B_N = B_0 * (1 + f*b)^W * (1 - f)^L.

The growth rate per bet is:

G(f) = (1/N) * ln(B_N / B_0) = (W/N) * ln(1 + f*b) + (L/N) * ln(1 - f).

By the law of large numbers, W/N -> p and L/N -> q as N -> infinity. Therefore the expected growth rate is:

G(f) = p * ln(1 + f*b) + q * ln(1 - f).

To maximize, take the derivative with respect to f and set it to zero:

dG/df = p*b / (1 + f*b) - q / (1 - f) = 0.

Solving:

p*b*(1 - f) = q*(1 + f*b)
p*b - p*b*f = q + q*b*f
p*b - q = f*b*(p + q)
p*b - q = f*b        (since p + q = 1)

Therefore:

f* = (p*b - q) / b = p - q/b.

This is the Kelly criterion. Note that f > 0 only when pb > q, i.e., when the bet has positive expected value. The Kelly fraction is the edge divided by the odds: f = edge / b, where edge = pb - q = p*(b+1) - 1.

Second derivative check: d^2G/df^2 = -pb^2/(1+fb)^2 - q/(1-f)^2 < 0 for all f in (0,1), confirming that f* is a global maximum.

A.6.2 Derivation of the Elo Rating Update

Setup.

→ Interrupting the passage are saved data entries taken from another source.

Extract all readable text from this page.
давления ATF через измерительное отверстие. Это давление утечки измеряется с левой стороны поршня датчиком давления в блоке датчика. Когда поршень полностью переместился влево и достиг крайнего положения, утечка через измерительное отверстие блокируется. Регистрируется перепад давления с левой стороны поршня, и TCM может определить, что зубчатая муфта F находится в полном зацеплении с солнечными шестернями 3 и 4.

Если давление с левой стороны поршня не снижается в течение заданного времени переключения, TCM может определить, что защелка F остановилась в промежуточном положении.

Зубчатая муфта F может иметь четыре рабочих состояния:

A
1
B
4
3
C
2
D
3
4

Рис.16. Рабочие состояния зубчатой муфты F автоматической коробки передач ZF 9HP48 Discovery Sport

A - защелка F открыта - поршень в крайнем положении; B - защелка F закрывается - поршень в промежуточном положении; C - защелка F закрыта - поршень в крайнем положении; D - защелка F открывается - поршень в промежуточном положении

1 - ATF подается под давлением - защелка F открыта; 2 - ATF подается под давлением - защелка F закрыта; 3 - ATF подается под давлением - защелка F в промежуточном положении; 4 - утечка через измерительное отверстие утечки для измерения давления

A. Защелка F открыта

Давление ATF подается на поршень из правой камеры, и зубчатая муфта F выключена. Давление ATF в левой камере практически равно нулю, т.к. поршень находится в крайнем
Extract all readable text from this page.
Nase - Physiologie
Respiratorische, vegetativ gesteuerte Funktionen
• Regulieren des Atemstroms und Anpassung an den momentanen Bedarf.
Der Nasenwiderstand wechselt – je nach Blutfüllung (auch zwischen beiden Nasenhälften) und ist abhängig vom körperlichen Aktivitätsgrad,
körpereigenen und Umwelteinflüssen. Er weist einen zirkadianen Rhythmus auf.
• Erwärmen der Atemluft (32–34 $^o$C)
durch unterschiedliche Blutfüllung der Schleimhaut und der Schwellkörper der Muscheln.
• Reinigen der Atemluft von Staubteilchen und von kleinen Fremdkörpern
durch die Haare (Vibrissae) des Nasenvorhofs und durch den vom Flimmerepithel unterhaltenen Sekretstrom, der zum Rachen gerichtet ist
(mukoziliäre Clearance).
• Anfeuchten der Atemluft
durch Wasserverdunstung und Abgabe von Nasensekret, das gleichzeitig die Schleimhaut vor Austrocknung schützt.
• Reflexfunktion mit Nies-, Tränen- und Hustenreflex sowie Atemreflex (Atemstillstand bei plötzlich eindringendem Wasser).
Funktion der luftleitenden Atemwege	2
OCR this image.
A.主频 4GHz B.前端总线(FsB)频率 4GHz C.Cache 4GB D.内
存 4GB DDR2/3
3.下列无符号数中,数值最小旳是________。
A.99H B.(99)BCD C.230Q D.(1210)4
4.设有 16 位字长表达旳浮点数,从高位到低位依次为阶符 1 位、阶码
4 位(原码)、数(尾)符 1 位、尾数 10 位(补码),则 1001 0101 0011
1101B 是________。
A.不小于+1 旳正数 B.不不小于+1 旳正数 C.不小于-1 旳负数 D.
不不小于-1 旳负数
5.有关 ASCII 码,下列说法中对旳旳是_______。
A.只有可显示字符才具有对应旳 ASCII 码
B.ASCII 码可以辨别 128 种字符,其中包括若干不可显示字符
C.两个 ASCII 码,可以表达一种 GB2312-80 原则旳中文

Two players (or teams) with ratings R_A and R_B compete. The Elo system models the expected score of player A as:

E_A = 1 / (1 + 10^{(R_B - R_A)/400}).

This is a logistic function with base 10 scaled so that a 400-point rating difference corresponds to a 10:1 odds ratio.

Derivation from logistic regression. Define the log-odds of A winning as:

ln(E_A / (1 - E_A)) = c * (R_A - R_B),

where c = ln(10)/400 is the scaling constant. This is equivalent to a logistic regression with a single feature (the rating difference) and a fixed coefficient.

The update rule after a game where A scores S_A (1 for win, 0.5 for draw, 0 for loss) is:

R_A(new) = R_A + K * (S_A - E_A),

where K is the update factor controlling the speed of adaptation.

Justification via gradient descent. Consider the log-loss (cross-entropy) for a single observation:

L = -[S_A * ln(E_A) + (1 - S_A) * ln(1 - E_A)].

Taking the derivative with respect to R_A:

dL/dR_A = -[S_A / E_A - (1 - S_A) / (1 - E_A)] * dE_A/dR_A.

Since E_A = sigmoid(c*(R_A - R_B)), we have dE_A/dR_A = c * E_A * (1 - E_A). Substituting:

dL/dR_A = -c * [S_A * (1 - E_A) - (1 - S_A) * E_A]
        = -c * [S_A - E_A].

A gradient descent step with step size eta gives:

R_A(new) = R_A - eta * dL/dR_A = R_A + eta * c * (S_A - E_A).

Setting K = eta * c recovers the standard Elo update. Thus the Elo update is a single step of stochastic gradient descent on the log-loss objective, with the K-factor controlling the effective learning rate.

A.6.3 Proof That No Betting System Can Overcome Negative Expected Value

Theorem. If each individual bet in a sequence has negative expected value, then no staking strategy (system of varying bet sizes based on past outcomes) can produce positive expected value for the overall sequence.

Proof. Let B_0 be the initial bankroll and B_n the bankroll after n bets. Define the profit on bet i as X_i, where E[X_i | history up to bet i-1] < 0 by assumption. The bettor's stake s_i on bet i may depend on the history of outcomes, but the conditional expected profit is s_i * E[X_i per unit | history] < 0. The total expected profit is:

E[B_n - B_0] = E[sum_{i=1}^{n} s_i * X_i] = sum_{i=1}^{n} E[E[s_i * X_i | history]] < 0,

by the tower property of conditional expectation and the fact that s_i > 0 and each conditional expectation is negative. No rearrangement of bet sizes, no doubling strategy (Martingale), and no stop-loss rule can change the sign of the overall expectation. This fundamental result, a consequence of the optional stopping theorem for supermartingales, underscores why edge identification is the irreducible core of profitable betting.


This appendix is intended as a reference companion to the main text. For deeper treatment of any topic, consult the sources listed in Appendix H: Bibliography.